My first thought was to write the code differently between the tests and the implementation. A bit of poking around reveals that I could probably download macrest-text-patterns, express the notion of all digits and/or the dotted hex notation as regular expressions, and use that. But then, if I thought that was the way to do the parsing, I could do much the same inside my live code too. And once again, what exactly am I testing? Or am I supposed to implement the code twice, once optimally, and once using a poorer algorithm that I invent for testing?
Then I read http://shareandenjoy.saff.net/tdd-specifications.pdf (an interesting paper about theories). This paper suggests that it might be better to write theories as identities based on some sort of round trip. Here's a fragment of an alternative theory based on that idea:
...
@Theory public void roundTripsWorkForDottedHex(String aDottedHexString) {
assumeTrue(isFourQuartetsOfHexDigitsSeparatedByFullStops(aDottedHexString));
long numberValue = new IEEEAddress(aDottedHexString).asLong();
assertEquals(aDottedHexString, new IEEEAddress(numberValue).asDottedHex());
}
...
This should be true for absolutely all cases where the assumption holds, and it doesn't know anything about how to do the conversions between strings and longs, which is a step forward. But...
1. It is vulnerable to a pair of matching errors in the code. For example, imagine a bug where IEEEAddress.asLong() yields a result with the wrong sign. If IEEEAddress.asDottedHex() also reversed the sign, the theory would pass. For this reason, such a theory would need to be coupled with a couple of the more traditional tests.
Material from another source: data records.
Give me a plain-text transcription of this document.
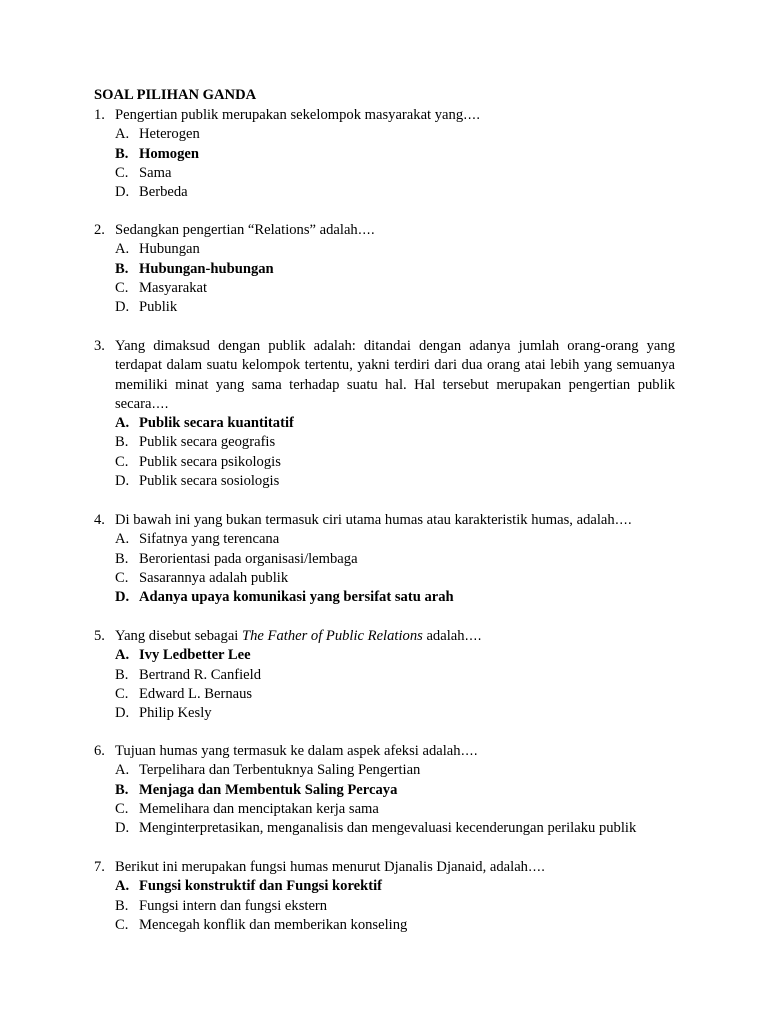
SOAL PILIHAN GANDA
1. Pengertian publik merupakan sekelompok masyarakat yang….
A. Heterogen
B. Homogen
C. Sama
D. Berbeda
2. Sedangkan pengertian “Relations” adalah….
A. Hubungan
B. Hubungan-hubungan
C. Masyarakat
D. Publik
3. Yang dimaksud dengan publik adalah: ditandai dengan adanya jumlah orang-orang yang terdapat dalam suatu kelompok tertentu, yakni terdiri dari dua orang atai lebih yang semuanya memiliki minat yang sama terhadap suatu hal. Hal tersebut merupakan pengertian publik secara….
A. Publik secara kuantitatif
B. Publik secara geografis
C. Publik secara psikologis
D. Publik secara sosiologis
4. Di bawah ini yang bukan termasuk ciri utama humas atau karakteristik humas, adalah….
A. Sifatnya yang terencana
B. Berorientasi pada organisasi/lembaga
C. Sasarannya adalah publik
D. Adanya upaya komunikasi yang bersifat satu arah
5. Yang disebut sebagai The Father of Public Relations adalah….
A. Ivy Ledbetter Lee
B. Bertrand R. Canfield
C. Edward L. Bernaus
D. Philip Kesly
6. Tujuan humas yang termasuk ke dalam aspek afeksi adalah….
A. Terpelihara dan Terbentuknya Saling Pengertian
B. Menjaga dan Membentuk Saling Percaya
C. Memelihara dan menciptakan kerja sama
D. Menginterpretasikan, menganalisis dan mengevaluasi kecenderungan perilaku publik
7. Berikut ini merupakan fungsi humas menurut Djanalis Djanaid, adalah….
A. Fungsi konstruktif dan Fungsi korektif
B. Fungsi intern dan fungsi ekstern
C. Mencegah konflik dan memberikan konseling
2. More significantly, though, the complexity in the class under test is inside the helper methods isFourQuartetsOfHexDigitsSeparatedByFullStops(aString) and containsOnlyDecimalDigits(aString), and the theory still shares those with the code under test.
I'm not sure what to do next with this. Maybe theories just aren't good with code where the values of parameters are highly constrained. Or maybe I'm missing some obvious next step. Any ideas?